Your chances of success of being pregnant after IVF/ICSI treatment depend on different factors. The most important conclusion from practical experience is that your individual chances of success are very difficult to predict beforehand. The doctors of the CRG will always try to make the most accurate assessment possible.
We can therefore generally say that IVF is certainly worth trying for a lot of couples, although it will not always result in the birth of a child.
Success cannot be guaranteed.


Individual factors

Under reduced fertility we discuss the different factors which may affect a person or couple's chances of becoming pregnant.

In IVF/ICSI treatment the following aspects have the biggest effect on your chances of success.

Your age (woman)

The older you are, the less easy it is to get pregnant and the higher the risk of miscarriage.

Your treatment history

The number of previous IVF/ICSI treatments is an indication. For instance, if you have already had four failed attempts, a possible fifth treatment will not offer the same chances of success as the first.

Your medical profile

Your physical condition also has an effect of course, regardless of your age. Some aspects of your physical condition you cannot control, others you can.
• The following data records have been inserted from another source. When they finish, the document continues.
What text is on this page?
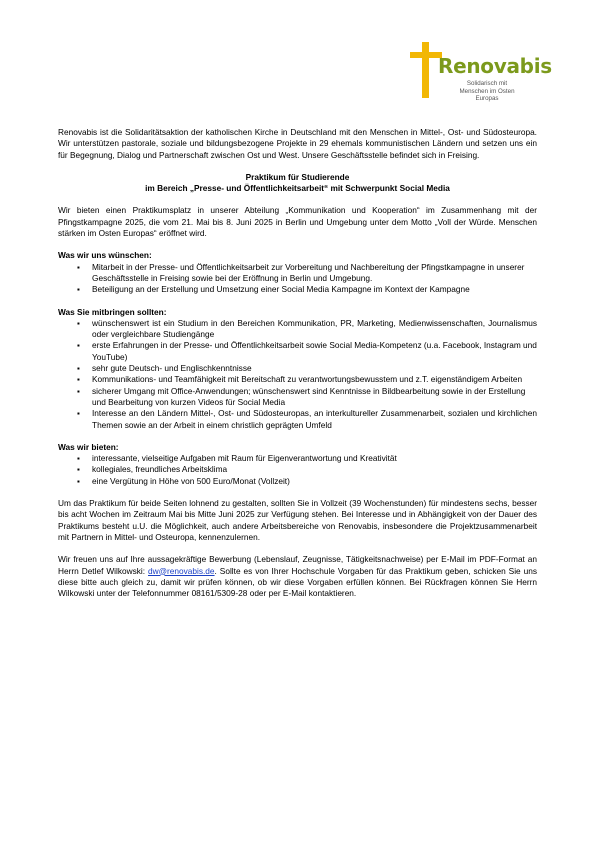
Renovabis
Solidarisch mit Menschen im Osten Europas

Renovabis ist die Solidaritätsaktion der katholischen Kirche in Deutschland mit den Menschen in Mittel-, Ost- und Südosteuropa. Wir unterstützen pastorale, soziale und bildungsbezogene Projekte in 29 ehemals kommunistischen Ländern und setzen uns ein für Begegnung, Dialog und Partnerschaft zwischen Ost und West. Unsere Geschäftsstelle befindet sich in Freising.

Praktikum für Studierende

im Bereich „Presse- und Öffentlichkeitsarbeit“ mit Schwerpunkt Social Media

Wir bieten einen Praktikumsplatz in unserer Abteilung „Kommunikation und Kooperation“ im Zusammenhang mit der Pfingstkampagne 2025, die vom 21. Mai bis 8. Juni 2025 in Berlin und Umgebung unter dem Motto „Voll der Würde. Menschen stärken im Osten Europas“ eröffnet wird.

Was wir uns wünschen:

▪ Mitarbeit in der Presse- und Öffentlichkeitsarbeit zur Vorbereitung und Nachbereitung der Pfingstkampagne in unserer Geschäftsstelle in Freising sowie bei der Eröffnung in Berlin und Umgebung.
▪ Beteiligung an der Erstellung und Umsetzung einer Social Media Kampagne im Kontext der Kampagne

Was Sie mitbringen sollten:

▪ wünschenswert ist ein Studium in den Bereichen Kommunikation, PR, Marketing, Medienwissenschaften, Journalismus oder vergleichbare Studiengänge
▪ erste Erfahrungen in der Presse- und Öffentlichkeitsarbeit sowie Social Media-Kompetenz (u.a. Facebook, Instagram und YouTube)
▪ sehr gute Deutsch- und Englischkenntnisse
▪ Kommunikations- und Teamfähigkeit mit Bereitschaft zu verantwortungsbewusstem und z.T. eigenständigem Arbeiten
▪ sicherer Umgang mit Office-Anwendungen; wünschenswert sind Kenntnisse in Bildbearbeitung sowie in der Erstellung und Bearbeitung von kurzen Videos für Social Media
▪ Interesse an den Ländern Mittel-, Ost- und Südosteuropas, an interkultureller Zusammenarbeit, sozialen und kirchlichen Themen sowie an der Arbeit in einem christlich geprägten Umfeld

Was wir bieten:

▪ interessante, vielseitige Aufgaben mit Raum für Eigenverantwortung und Kreativität
▪ kollegiales, freundliches Arbeitsklima
▪ eine Vergütung in Höhe von 500 Euro/Monat (Vollzeit)

Um das Praktikum für beide Seiten lohnend zu gestalten, sollten Sie in Vollzeit (39 Wochenstunden) für mindestens sechs, besser bis acht Wochen im Zeitraum Mai bis Mitte Juni 2025 zur Verfügung stehen. Bei Interesse und in Abhängigkeit von der Dauer des Praktikums besteht u.U. die Möglichkeit, auch andere Arbeitsbereiche von Renovabis, insbesondere die Projektzusammenarbeit mit Partnern in Mittel- und Osteuropa, kennenzulernen.

Wir freuen uns auf Ihre aussagekräftige Bewerbung (Lebenslauf, Zeugnisse, Tätigkeitsnachweise) per E-Mail im PDF-Format an Herrn Detlef Wilkowski: dw@renovabis.de. Sollte es von Ihrer Hochschule Vorgaben für das Praktikum geben, schicken Sie uns diese bitte auch gleich zu, damit wir prüfen können, ob wir diese Vorgaben erfüllen können. Bei Rückfragen können Sie Herrn Wilkowski unter der Telefonnummer 08161/5309-28 oder per E-Mail kontaktieren.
Make sure you read our lifestyle tips.
The main factors that can affect your chances of success have been listed below.
Are you a woman, and:
  • if your ovary contains few eggs, this can have a negative effect on your chances of success (regardless of your age);
  • if you have a blocked fallopian tube filled with fluid (hydrosalpinx), your chances of success are halved;
  • if you smoke every day, your chances of success are also almost halved;
  • if you are overweight, i.e. a BMI in excess of 25 (kg/m²), you lower your chances of success by almost one third;

If you are a man, the quality of your sperm also determines whether you are able to father a child.
However in practice for IVF/ICSI, this factor only affects men with a problem in their sperm production, for whom the semen for the treatment was obtained through surgery (TESE).